Ich weiß, dass ich Yola jetzt zum Abtrocknen alleine lassen muss. Ich stehe auf, schnappe mein Kleiderbündel, und schließe leise die Tür hinter mir. Kurze Zeit später kommt sie zu mir ins Schlafzimmer und klettert unter die Wärmedecke, die ich für sie ausgebreitet habe. Obwohl ich weiß, dass sie von innen friert, aus den Knochen, wie sie selbst sagt, will ich, dass sie es von außen warm hat. Mein Blick ruht auf ihrem nackten Rücken, der in den weichen Kissen vor mir liegt. Die Haut spannt sich über ihre Knochen; jeder einzelne Wirbel ist zu sehen. Ich passe gut auf mein Herz auf, verreibe etwas Öl in meinen Händen und berühre sie vorsichtig. Ich traue mich nicht, Druck auf ihren Körper auszuüben, und so wird aus dem, was eigentlich als Massage gedacht war, eine Streichelei. Ich spüre ihre weiche, ebene Haut unter meinen Fingern und genieße es sehr, ihr nahe zu sein. Sie ist vollkommen still. Den Kopf von mir abgewandt zur Seite gedreht, liegt sie einfach da. Ich muss lächeln, als ich sehe, wie sich ihre Hände langsam öffnen und weiß, dass ich alles richtig mache.
Wenn du keine Lust mehr hast, dann ist das in Ordnung, murmelt sie, den Mund an mein Kopfkissen gedrückt. Ach Yola… Ich sage ihr, ich würde sie bis in alle Ewigkeit weitermassieren. Oder bis ich zu müde dafür bin, korrigiere ich mich schnell, denn schon jetzt habe ich den Eindruck, dass ihre Schuldgefühle sie tief in die Matratze drücken.
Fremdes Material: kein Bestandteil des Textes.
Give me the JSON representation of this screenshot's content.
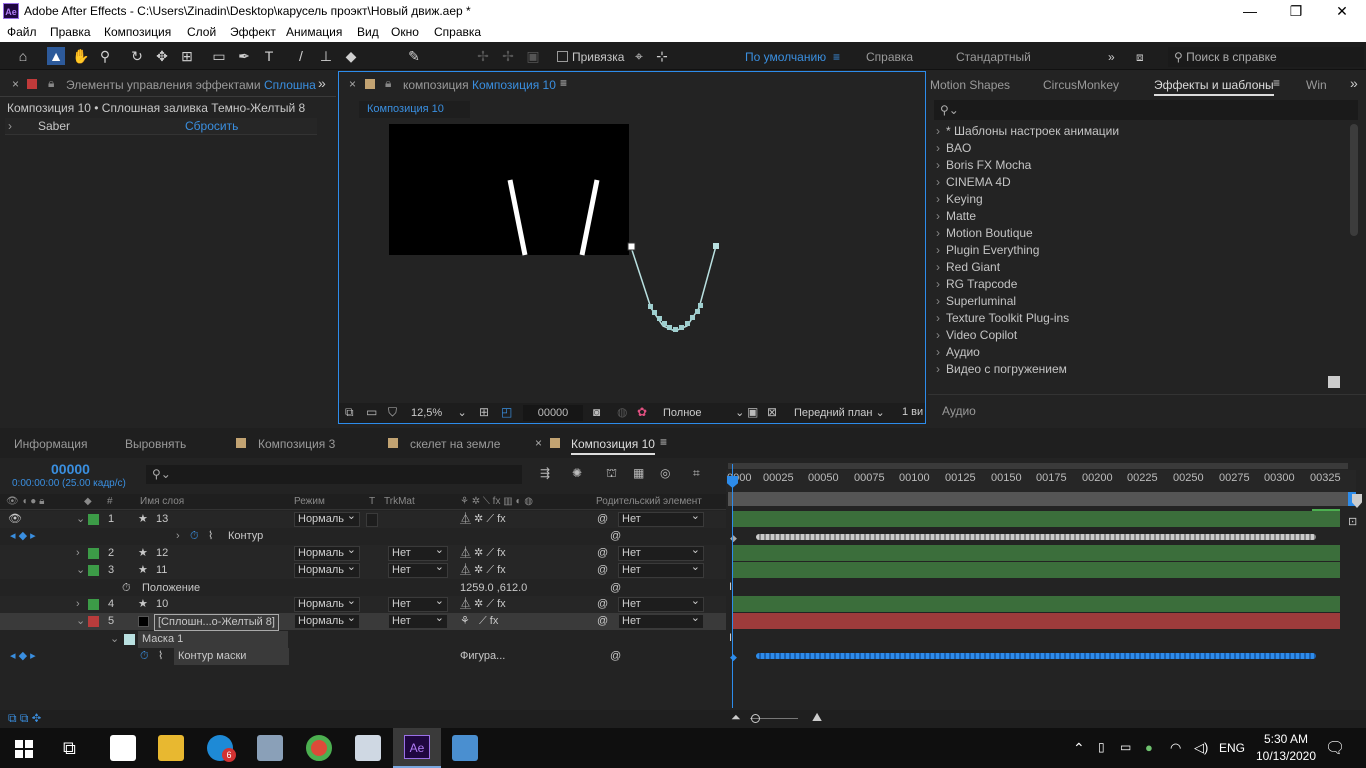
{
  "window": {
    "title": "Adobe After Effects - C:\\Users\\Zinadin\\Desktop\\карусель проэкт\\Новый движ.aep *",
    "app_icon": "Ae",
    "controls": [
      "—",
      "❐",
      "✕"
    ]
  },
  "menu": [
    "Файл",
    "Правка",
    "Композиция",
    "Слой",
    "Эффект",
    "Анимация",
    "Вид",
    "Окно",
    "Справка"
  ],
  "toolbar": {
    "snap_label": "Привязка",
    "workspaces": [
      "По умолчанию",
      "Справка",
      "Стандартный"
    ],
    "search_placeholder": "Поиск в справке"
  },
  "effects_panel": {
    "tab_prefix": "Элементы управления эффектами",
    "tab_layer": "Сплошна",
    "header": "Композиция 10 • Сплошная заливка Темно-Желтый 8",
    "effect_name": "Saber",
    "reset_label": "Сбросить"
  },
  "comp_panel": {
    "tab_prefix": "композиция",
    "tab_name": "Композиция 10",
    "subtab": "Композиция 10",
    "zoom": "12,5%",
    "timecode": "00000",
    "resolution": "Полное",
    "view": "Передний план",
    "views": "1 ви"
  },
  "right_panel": {
    "tabs": [
      "Motion Shapes",
      "CircusMonkey",
      "Эффекты и шаблоны",
      "Win"
    ],
    "items": [
      "* Шаблоны настроек анимации",
      "BAO",
      "Boris FX Mocha",
      "CINEMA 4D",
      "Keying",
      "Matte",
      "Motion Boutique",
      "Plugin Everything",
      "Red Giant",
      "RG Trapcode",
      "Superluminal",
      "Texture Toolkit Plug-ins",
      "Video Copilot",
      "Аудио",
      "Видео с погружением"
    ],
    "audio_label": "Аудио"
  },
  "lower_tabs": [
    "Информация",
    "Выровнять",
    "Композиция 3",
    "скелет на земле",
    "Композиция 10"
  ],
  "timeline": {
    "timecode": "00000",
    "fps_info": "0:00:00:00 (25.00 кадр/с)",
    "columns": {
      "num": "#",
      "name": "Имя слоя",
      "mode": "Режим",
      "t": "T",
      "trkmat": "TrkMat",
      "parent": "Родительский элемент"
    },
    "ruler": [
      "0000",
      "00025",
      "00050",
      "00075",
      "00100",
      "00125",
      "00150",
      "00175",
      "00200",
      "00225",
      "00250",
      "00275",
      "00300",
      "00325"
    ],
    "layers": [
      {
        "num": "1",
        "name": "13",
        "mode": "Нормаль",
        "trk": "",
        "parent": "Нет",
        "color": "#3c9b47"
      },
      {
        "sub": "Контур"
      },
      {
        "num": "2",
        "name": "12",
        "mode": "Нормаль",
        "trk": "Нет",
        "parent": "Нет",
        "color": "#3c9b47"
      },
      {
        "num": "3",
        "name": "11",
        "mode": "Нормаль",
        "trk": "Нет",
        "parent": "Нет",
        "color": "#3c9b47"
      },
      {
        "sub": "Положение",
        "value": "1259.0 ,612.0"
      },
      {
        "num": "4",
        "name": "10",
        "mode": "Нормаль",
        "trk": "Нет",
        "parent": "Нет",
        "color": "#3c9b47"
      },
      {
        "num": "5",
        "name": "[Сплошн...о-Желтый 8]",
        "mode": "Нормаль",
        "trk": "Нет",
        "parent": "Нет",
        "color": "#b83c3c"
      },
      {
        "sub": "Маска 1"
      },
      {
        "sub": "Контур маски",
        "value": "Фигура..."
      }
    ]
  },
  "tray": {
    "lang": "ENG",
    "time": "5:30 AM",
    "date": "10/13/2020",
    "skype_badge": "6"
  },
  "colors": {
    "accent": "#2d8ceb",
    "green_bar": "#3b6e3b",
    "red_bar": "#9e3b3b"
  }
}
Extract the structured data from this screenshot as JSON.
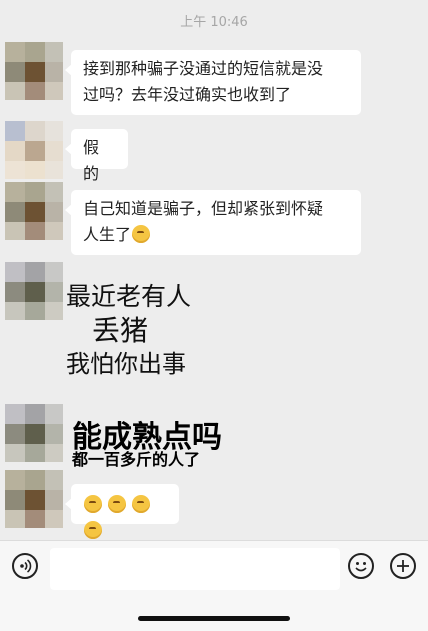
{
  "status": {
    "time": "上午 10:46"
  },
  "messages": [
    {
      "text_line1": "接到那种骗子没通过的短信就是没",
      "text_line2": "过吗？去年没过确实也收到了"
    },
    {
      "text": "假的"
    },
    {
      "text_line1": "自己知道是骗子，但却紧张到怀疑",
      "text_line2": "人生了"
    }
  ],
  "sticker_handwritten": {
    "line1": "最近老有人",
    "line2": "丢猪",
    "line3": "我怕你出事"
  },
  "sticker_bold": {
    "line1": "能成熟点吗",
    "line2": "都一百多斤的人了"
  },
  "emoji_message": {
    "emoji": "sweat-smile-emoji",
    "count": 4
  },
  "input_bar": {
    "placeholder": "",
    "voice_icon": "voice-icon",
    "emoji_icon": "emoji-icon",
    "plus_icon": "plus-icon"
  }
}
Später stehen wir uns im Flur gegenüber, sie lächelt mich an. Ich kann mich an dieser Mischung aus scheuer Verlegenheit und Koketterie nicht sattsehen. Zum Abschied nehmen wir uns lange in den Arm und kaum habe ich sie ins Treppenhaus entlassen und die Tür hinter mir geschlossen, fehlt sie mir schon wieder. Ich gehe in die Küche, öffne die Balkontür und trete in die Nacht hinaus. Es ist eiskalt und mein Atem produziert diese kleinen Wattebäusche, die schon während ihrer Entstehung der Vergänglichkeit zum Opfer fallen. Über die Brüstung gebeugt beobachte ich, wie sie zu ihrem Auto geht. Ich drehe mich um, gehe zurück in die warme Küche, mache mir einen Tee und trage ihn zusammen mit einem Teller Gebäck ins Wohnzimmer.